いきなりダウンを取られたのは、追いかける立場のインテルのほうだった。
開始わずか 40秒。
ただしボクシングではなく、フットボールでの 40秒だ。
出会い頭に食らったアレシャンドレ・パトの一撃で、インテルのゲームプランは狂った。
ミランの繰り出した鮮烈なカウンター
チャンピオンのインテルと、チャレンジャーのミラン。
それぞれユニフォームとは真逆の色のコーナーポストを背負う両者のスタイルは、この1点でより鮮明なコントラストを描くことになる。
ボールをポゼッションして、近距離からの打ち合いを挑むインファイターのチャンピオン。
対するチャレンジャーは、カウンター主体のアウトボクシングで自分たちのペースに引きこもうとする。
一見するとインテルが押し気味のようにも見える試合。
しかしゴール前に人の壁を作りながら、時おり鋭い速攻で的確なヒット&アウェイを繰り出すのはミランのほうだった。
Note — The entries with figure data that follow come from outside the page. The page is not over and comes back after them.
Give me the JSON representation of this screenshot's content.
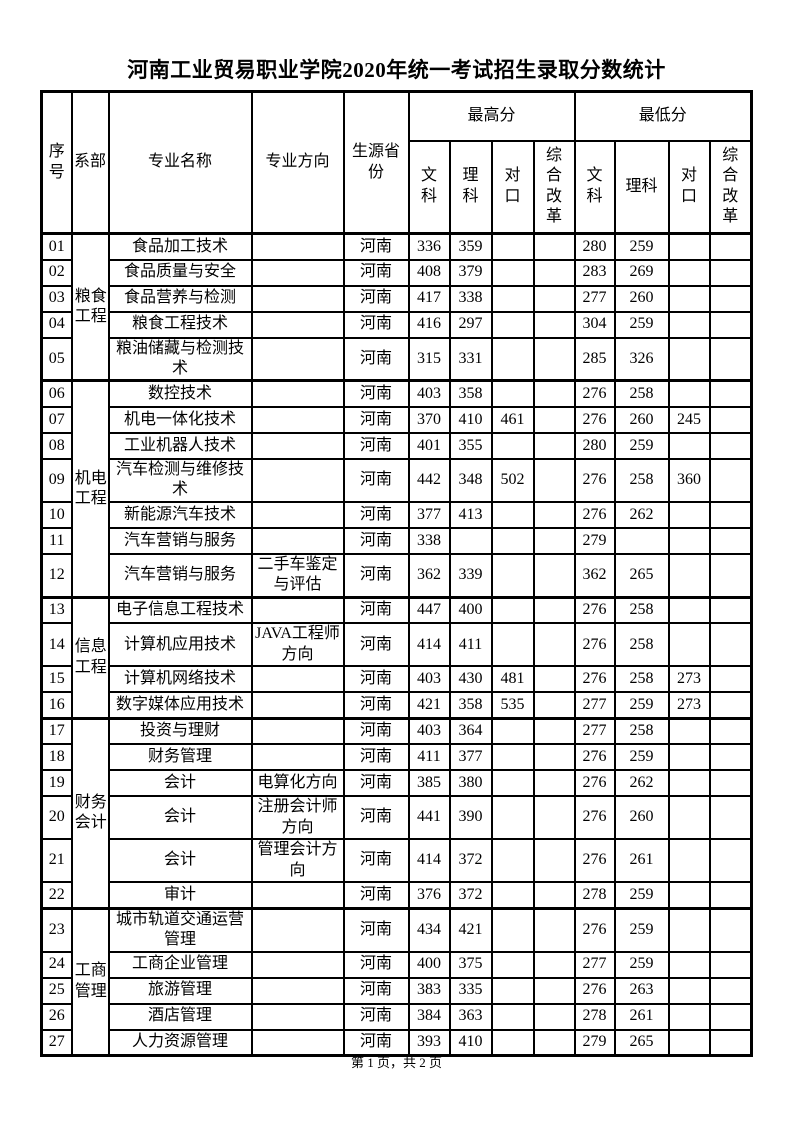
{
  "title": "河南工业贸易职业学院2020年统一考试招生录取分数统计",
  "footer": "第 1 页，共 2 页",
  "table": {
    "headers": {
      "no": "序号",
      "dept": "系部",
      "major": "专业名称",
      "direction": "专业方向",
      "province": "生源省份",
      "max_group": "最高分",
      "min_group": "最低分",
      "sub": [
        "文科",
        "理科",
        "对口",
        "综合改革",
        "文科",
        "理科",
        "对口",
        "综合改革"
      ]
    },
    "departments": [
      {
        "label": "粮食工程",
        "start": 0,
        "rows": 5
      },
      {
        "label": "机电工程",
        "start": 5,
        "rows": 7
      },
      {
        "label": "信息工程",
        "start": 12,
        "rows": 4
      },
      {
        "label": "财务会计",
        "start": 16,
        "rows": 6
      },
      {
        "label": "工商管理",
        "start": 22,
        "rows": 5
      }
    ],
    "rows": [
      {
        "no": "01",
        "major": "食品加工技术",
        "direction": "",
        "province": "河南",
        "scores": [
          "336",
          "359",
          "",
          "",
          "280",
          "259",
          "",
          ""
        ]
      },
      {
        "no": "02",
        "major": "食品质量与安全",
        "direction": "",
        "province": "河南",
        "scores": [
          "408",
          "379",
          "",
          "",
          "283",
          "269",
          "",
          ""
        ]
      },
      {
        "no": "03",
        "major": "食品营养与检测",
        "direction": "",
        "province": "河南",
        "scores": [
          "417",
          "338",
          "",
          "",
          "277",
          "260",
          "",
          ""
        ]
      },
      {
        "no": "04",
        "major": "粮食工程技术",
        "direction": "",
        "province": "河南",
        "scores": [
          "416",
          "297",
          "",
          "",
          "304",
          "259",
          "",
          ""
        ]
      },
      {
        "no": "05",
        "major": "粮油储藏与检测技术",
        "direction": "",
        "province": "河南",
        "scores": [
          "315",
          "331",
          "",
          "",
          "285",
          "326",
          "",
          ""
        ]
      },
      {
        "no": "06",
        "major": "数控技术",
        "direction": "",
        "province": "河南",
        "scores": [
          "403",
          "358",
          "",
          "",
          "276",
          "258",
          "",
          ""
        ]
      },
      {
        "no": "07",
        "major": "机电一体化技术",
        "direction": "",
        "province": "河南",
        "scores": [
          "370",
          "410",
          "461",
          "",
          "276",
          "260",
          "245",
          ""
        ]
      },
      {
        "no": "08",
        "major": "工业机器人技术",
        "direction": "",
        "province": "河南",
        "scores": [
          "401",
          "355",
          "",
          "",
          "280",
          "259",
          "",
          ""
        ]
      },
      {
        "no": "09",
        "major": "汽车检测与维修技术",
        "direction": "",
        "province": "河南",
        "scores": [
          "442",
          "348",
          "502",
          "",
          "276",
          "258",
          "360",
          ""
        ]
      },
      {
        "no": "10",
        "major": "新能源汽车技术",
        "direction": "",
        "province": "河南",
        "scores": [
          "377",
          "413",
          "",
          "",
          "276",
          "262",
          "",
          ""
        ]
      },
      {
        "no": "11",
        "major": "汽车营销与服务",
        "direction": "",
        "province": "河南",
        "scores": [
          "338",
          "",
          "",
          "",
          "279",
          "",
          "",
          ""
        ]
      },
      {
        "no": "12",
        "major": "汽车营销与服务",
        "direction": "二手车鉴定与评估",
        "province": "河南",
        "scores": [
          "362",
          "339",
          "",
          "",
          "362",
          "265",
          "",
          ""
        ]
      },
      {
        "no": "13",
        "major": "电子信息工程技术",
        "direction": "",
        "province": "河南",
        "scores": [
          "447",
          "400",
          "",
          "",
          "276",
          "258",
          "",
          ""
        ]
      },
      {
        "no": "14",
        "major": "计算机应用技术",
        "direction": "JAVA工程师方向",
        "province": "河南",
        "scores": [
          "414",
          "411",
          "",
          "",
          "276",
          "258",
          "",
          ""
        ]
      },
      {
        "no": "15",
        "major": "计算机网络技术",
        "direction": "",
        "province": "河南",
        "scores": [
          "403",
          "430",
          "481",
          "",
          "276",
          "258",
          "273",
          ""
        ]
      },
      {
        "no": "16",
        "major": "数字媒体应用技术",
        "direction": "",
        "province": "河南",
        "scores": [
          "421",
          "358",
          "535",
          "",
          "277",
          "259",
          "273",
          ""
        ]
      },
      {
        "no": "17",
        "major": "投资与理财",
        "direction": "",
        "province": "河南",
        "scores": [
          "403",
          "364",
          "",
          "",
          "277",
          "258",
          "",
          ""
        ]
      },
      {
        "no": "18",
        "major": "财务管理",
        "direction": "",
        "province": "河南",
        "scores": [
          "411",
          "377",
          "",
          "",
          "276",
          "259",
          "",
          ""
        ]
      },
      {
        "no": "19",
        "major": "会计",
        "direction": "电算化方向",
        "province": "河南",
        "scores": [
          "385",
          "380",
          "",
          "",
          "276",
          "262",
          "",
          ""
        ]
      },
      {
        "no": "20",
        "major": "会计",
        "direction": "注册会计师方向",
        "province": "河南",
        "scores": [
          "441",
          "390",
          "",
          "",
          "276",
          "260",
          "",
          ""
        ]
      },
      {
        "no": "21",
        "major": "会计",
        "direction": "管理会计方向",
        "province": "河南",
        "scores": [
          "414",
          "372",
          "",
          "",
          "276",
          "261",
          "",
          ""
        ]
      },
      {
        "no": "22",
        "major": "审计",
        "direction": "",
        "province": "河南",
        "scores": [
          "376",
          "372",
          "",
          "",
          "278",
          "259",
          "",
          ""
        ]
      },
      {
        "no": "23",
        "major": "城市轨道交通运营管理",
        "direction": "",
        "province": "河南",
        "scores": [
          "434",
          "421",
          "",
          "",
          "276",
          "259",
          "",
          ""
        ]
      },
      {
        "no": "24",
        "major": "工商企业管理",
        "direction": "",
        "province": "河南",
        "scores": [
          "400",
          "375",
          "",
          "",
          "277",
          "259",
          "",
          ""
        ]
      },
      {
        "no": "25",
        "major": "旅游管理",
        "direction": "",
        "province": "河南",
        "scores": [
          "383",
          "335",
          "",
          "",
          "276",
          "263",
          "",
          ""
        ]
      },
      {
        "no": "26",
        "major": "酒店管理",
        "direction": "",
        "province": "河南",
        "scores": [
          "384",
          "363",
          "",
          "",
          "278",
          "261",
          "",
          ""
        ]
      },
      {
        "no": "27",
        "major": "人力资源管理",
        "direction": "",
        "province": "河南",
        "scores": [
          "393",
          "410",
          "",
          "",
          "279",
          "265",
          "",
          ""
        ]
      }
    ]
  }
}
ロビーニョとパトという2スピアヘッドが、電光石火の速さでカウンターパンチを打ち込んでいく。
にじるように進行する神経戦。
しかしとうとう、チャンピオンが先に顔を上げてしまう。
54分、カウンターからのケビン・ボアテングのスルーパスに抜けだしたパトを、インテルのクリスチャン・キブーが倒してレッドカード。
その8分後、右サイドを上がったイグナツィオ・アバーテのクロスをパトが頭で叩き込んで、インテルに2度目のダウンを食らわせた。
インテルにとっては、あまりにも痛すぎる失点。
その後もチャンピオンの反撃を受け止めながら、ミランはさらに的確なパンチを打ち込み続ける。
迎えた終了間際の 88分。
アントニオ・カッサーノがダメ押しの PKを決めて、勝負は完全に決した。
ミラノダービーの残した「傷跡」
試合後、インテルの長友佑都は号泣していたそうだ。
この1年間でワールドカップ、セリエA挑戦、アジアカップ、そして故国の大震災と、数々の修羅場を経験してきたタフガイも、この現実を受け止めることは容易ではなかったということか。
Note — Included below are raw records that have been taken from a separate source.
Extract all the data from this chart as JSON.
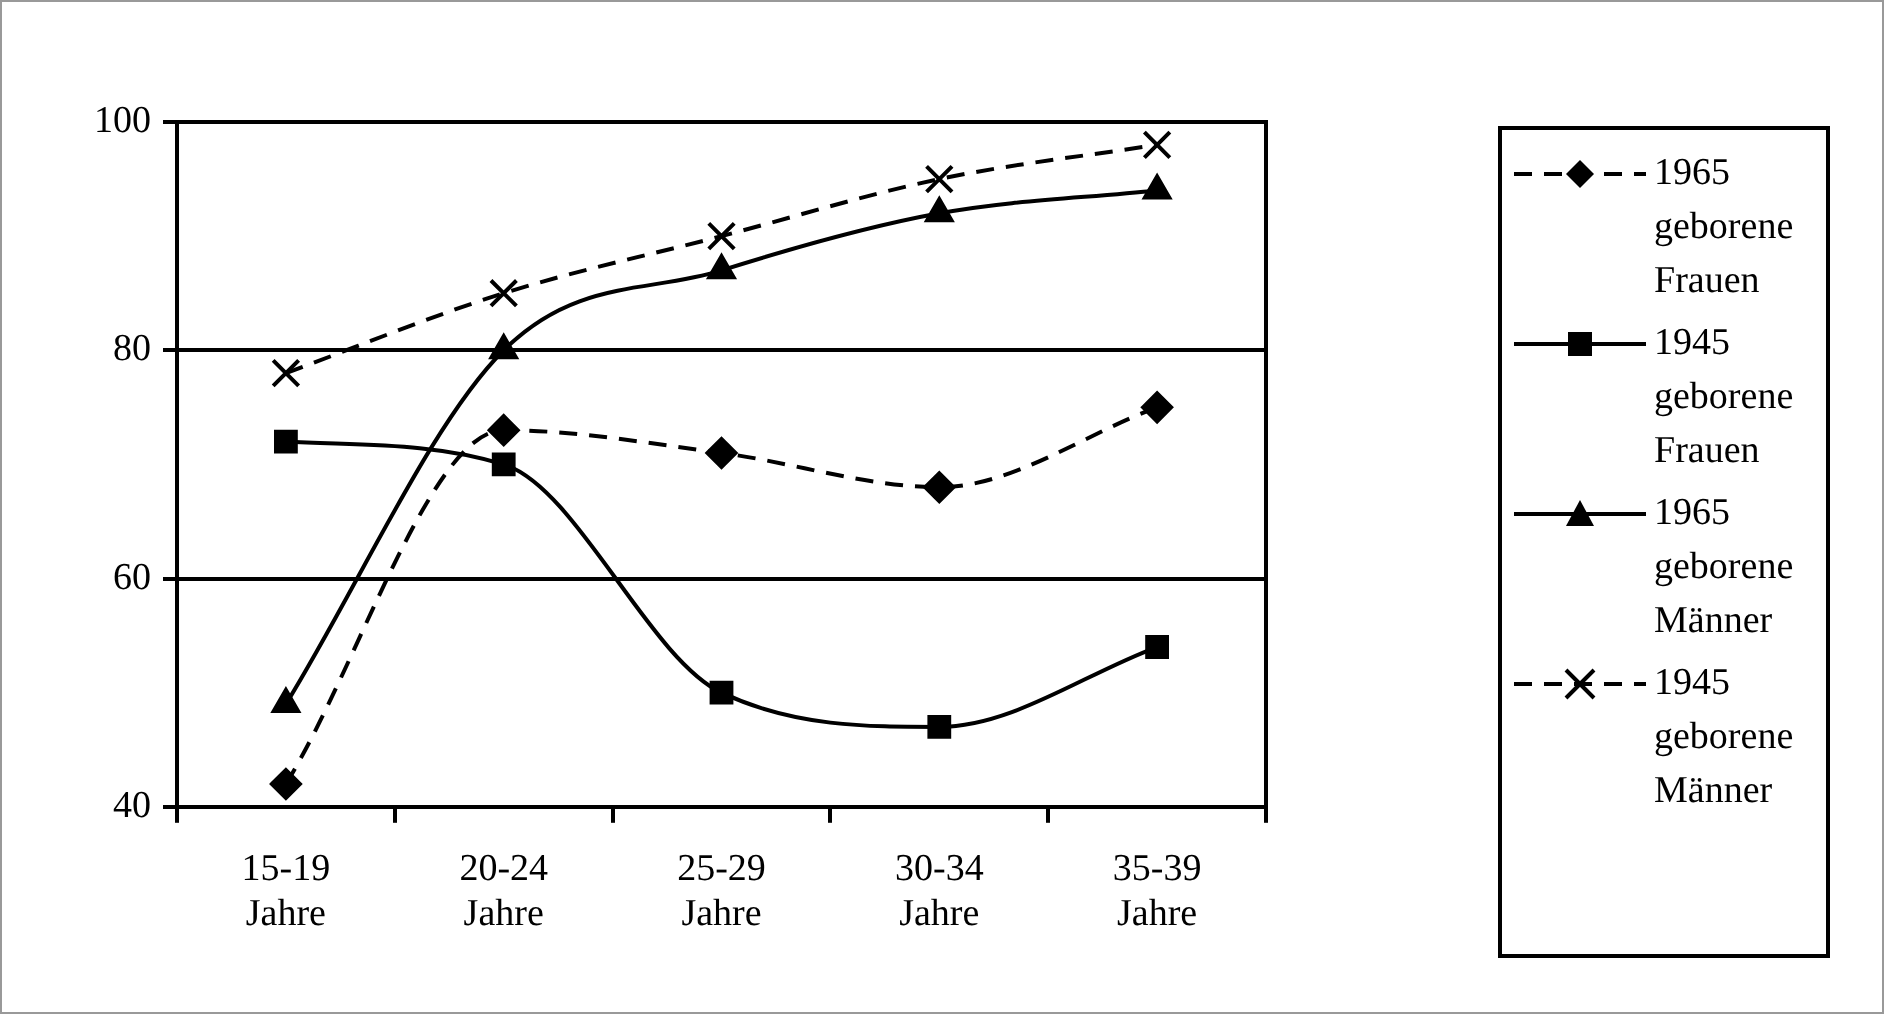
{
  "chart_data": {
    "type": "line",
    "categories": [
      "15-19 Jahre",
      "20-24 Jahre",
      "25-29 Jahre",
      "30-34 Jahre",
      "35-39 Jahre"
    ],
    "series": [
      {
        "name": "1965 geborene Frauen",
        "color": "#000000",
        "marker": "diamond",
        "line_style": "dashed",
        "values": [
          42,
          73,
          71,
          68,
          75
        ]
      },
      {
        "name": "1945 geborene Frauen",
        "color": "#000000",
        "marker": "square",
        "line_style": "solid",
        "values": [
          72,
          70,
          50,
          47,
          54
        ]
      },
      {
        "name": "1965 geborene Männer",
        "color": "#000000",
        "marker": "triangle",
        "line_style": "solid",
        "values": [
          49,
          80,
          87,
          92,
          94
        ]
      },
      {
        "name": "1945 geborene Männer",
        "color": "#000000",
        "marker": "cross",
        "line_style": "dashed",
        "values": [
          78,
          85,
          90,
          95,
          98
        ]
      }
    ],
    "ylim": [
      40,
      100
    ],
    "yticks": [
      40,
      60,
      80,
      100
    ],
    "grid": "y",
    "legend": "right"
  }
}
この日、出番のなかった自分に対する怒りの気持ちもあるのだろう。
しかしそれでなくても、このミラノダビーでの敗戦は、インテルにとってはノックアウトにも等しい事実上の「終戦宣言」となった。
残りは7試合。
首位ミランとの勝ち点差は5。
数字上の可能性はある。
しかし最大のライバルを相手に喫した KO負けの傷跡は、あまりにも深い。